IGNACIO ALCURI
La anécdota es bastante conocida. Pablo Picasso andaba de aquí para allá acompañado de su "Banda", un grupito de alcahuetes que lo seguían para arriba y para abajo, seguramente buscando las sobras de sus groupies. Porque todo el mundo sabe que las groupies de los pintores son las que están más güenas.
Aquellos tipos frecuentaban ciertos cafetines, en donde se encontraban a charlar, contar chistes y pasar un buen rato. Más o menos como hacemos con los amigos los jueves de noche, con la diferencia de que aquellos eran artistas y nosotros unos monitos con un programa de televisión cancelado debajo del brazo.
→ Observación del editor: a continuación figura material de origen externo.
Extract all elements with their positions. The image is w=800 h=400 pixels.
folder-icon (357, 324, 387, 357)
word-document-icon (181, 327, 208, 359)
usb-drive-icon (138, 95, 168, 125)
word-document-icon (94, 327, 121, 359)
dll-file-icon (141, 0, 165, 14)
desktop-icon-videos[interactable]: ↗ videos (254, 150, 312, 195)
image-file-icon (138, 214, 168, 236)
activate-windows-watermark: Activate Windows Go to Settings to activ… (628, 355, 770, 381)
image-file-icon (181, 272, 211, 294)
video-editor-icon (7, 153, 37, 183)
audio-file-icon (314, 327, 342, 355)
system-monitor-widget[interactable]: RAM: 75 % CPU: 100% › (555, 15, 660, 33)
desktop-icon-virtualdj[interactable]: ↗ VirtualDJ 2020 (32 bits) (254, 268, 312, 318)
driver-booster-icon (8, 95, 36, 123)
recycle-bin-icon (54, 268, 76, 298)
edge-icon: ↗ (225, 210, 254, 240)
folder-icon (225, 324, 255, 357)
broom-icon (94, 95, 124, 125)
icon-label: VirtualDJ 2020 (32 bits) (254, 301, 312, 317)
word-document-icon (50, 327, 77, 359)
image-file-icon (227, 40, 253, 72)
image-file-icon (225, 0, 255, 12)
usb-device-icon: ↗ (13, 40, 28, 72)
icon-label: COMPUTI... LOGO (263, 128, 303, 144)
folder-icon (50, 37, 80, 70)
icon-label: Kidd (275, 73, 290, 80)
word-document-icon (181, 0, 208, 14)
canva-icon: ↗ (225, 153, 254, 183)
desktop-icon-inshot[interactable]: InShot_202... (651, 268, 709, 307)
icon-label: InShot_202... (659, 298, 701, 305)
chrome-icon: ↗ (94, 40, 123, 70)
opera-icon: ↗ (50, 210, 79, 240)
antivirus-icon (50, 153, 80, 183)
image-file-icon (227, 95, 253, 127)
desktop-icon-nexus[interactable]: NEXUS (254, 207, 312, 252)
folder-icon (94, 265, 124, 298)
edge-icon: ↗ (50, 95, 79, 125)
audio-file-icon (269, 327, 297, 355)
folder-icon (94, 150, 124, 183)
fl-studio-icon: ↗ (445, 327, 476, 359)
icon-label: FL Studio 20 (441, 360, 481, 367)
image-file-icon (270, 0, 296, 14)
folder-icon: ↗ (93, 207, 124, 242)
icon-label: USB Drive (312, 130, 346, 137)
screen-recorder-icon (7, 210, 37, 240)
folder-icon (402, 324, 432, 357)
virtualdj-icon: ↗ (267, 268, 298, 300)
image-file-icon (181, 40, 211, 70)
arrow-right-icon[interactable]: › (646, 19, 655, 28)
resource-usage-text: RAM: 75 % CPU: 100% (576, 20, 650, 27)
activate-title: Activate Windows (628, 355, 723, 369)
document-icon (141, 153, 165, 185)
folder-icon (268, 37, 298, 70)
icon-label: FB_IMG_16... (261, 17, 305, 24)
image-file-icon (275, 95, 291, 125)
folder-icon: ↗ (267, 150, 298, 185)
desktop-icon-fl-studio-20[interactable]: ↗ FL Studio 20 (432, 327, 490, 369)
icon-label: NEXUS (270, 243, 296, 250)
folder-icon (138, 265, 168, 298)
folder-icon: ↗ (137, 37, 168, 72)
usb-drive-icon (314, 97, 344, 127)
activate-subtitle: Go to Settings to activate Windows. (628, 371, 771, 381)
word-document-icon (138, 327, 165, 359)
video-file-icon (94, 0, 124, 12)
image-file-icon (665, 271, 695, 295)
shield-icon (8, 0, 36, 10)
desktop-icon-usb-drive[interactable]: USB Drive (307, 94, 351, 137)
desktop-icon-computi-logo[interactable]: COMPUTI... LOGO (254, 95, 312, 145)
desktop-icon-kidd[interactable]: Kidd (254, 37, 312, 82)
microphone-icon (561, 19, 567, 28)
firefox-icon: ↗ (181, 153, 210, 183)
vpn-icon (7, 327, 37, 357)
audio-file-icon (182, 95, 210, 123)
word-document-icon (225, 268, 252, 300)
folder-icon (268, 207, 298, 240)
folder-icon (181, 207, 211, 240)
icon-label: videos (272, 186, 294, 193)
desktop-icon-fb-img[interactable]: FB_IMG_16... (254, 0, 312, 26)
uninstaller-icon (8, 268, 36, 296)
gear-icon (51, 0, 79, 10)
Pero basta de hablar de mí, que para eso está el periodismo rosa y los investigadores de la Policía Técnica (¿dijeron que no existía el crimen perfecto? ¡Ja!).
Picasso y su pandilla habían chupado y morfado de lo lindo, cuando trajeron la cuenta. Como Pablo ya se estaba cotizando en dólares, los demás miraron al techo. Así que el pintor realizó un dibujo en el mantel y quiso pagar con eso.
La dueña del local le pidió que lo firmara, y Picasso le dijo "estoy pagando el almuerzo, no estoy comprando el restaurante". Una frase que al mismo tiempo lo deja como un genio y como un amargo.
Esta linda historia dispara una pregunta evidente: ¿y si en lugar de un pintor se tratara de un escritor? Es hora de quitar las telarañas de la imaginación y pensar qué podría haber ocurrido.
Un día Stephen King se termina un asado con papas fritas, cuando le traen la cuenta y descubre que olvidó su billetera. Entonces el maestro del horror se ofrece a pagar con su obra.
Podría escribir un par de párrafos sobre el mantel, emulando al autor del Guernica. Claro que todo ese texto de puño y letra de King valdría muchísimo más que el asado y las papas (máxime cuando las papas estaban medio crudongas) así que habría que encontrar otra solución.
Si King acostumbrara intercambiar textos por alimentos, podría viajar con una laptop y una pequeña impresora a cuestas. A primera vista parece una solución interesante, pero ya imagino en eBay los cuentos "impresos en la máquina original", cotizándose a muchos miles de dólares. Dólares que ni Picasso ni King -también bastante amargo- querrían perderse.
Una solución podría ser escribir palabras sueltas u oraciones cortas, pero sería poco. No quedaría otra que dictarle unos parrafillos al mozo, para que lo único valioso fuera el texto en sí. El mensaje y no el medio. El contenido y no la forma. Me siento de nuevo en Ciencias de la Comunicación. Y de nuevo repito cosas que no comprendo.
Todo esto sería bastante peligroso, porque el autor de Carrie, It, El Resplandor o Misery (más vale aclarar por si alguno todavía no junaba quién era este Stephen) podría enviciarse con este sistema de venta de textos, hasta el punto de no saludar a sus fanáticos por la calle, temiendo que cada "hola" fuera grabado y luego comercializado, generando ganancias y haciendo perder el valor del resto de su obra. Sin mencionar los gestos, como un cabeceo o el levantamiento de una ceja. Sólo una modelo veterana cargada de bótox podría caminar por la calle sin estar regalando miles y miles de dólares a la chusma.
Ese es el verdadero precio de la fama. Por eso Picasso terminó cortándose una oreja, y por eso Stephen King se quedó ciego y se casó con su asistente personal. Así cualquiera es un amargo.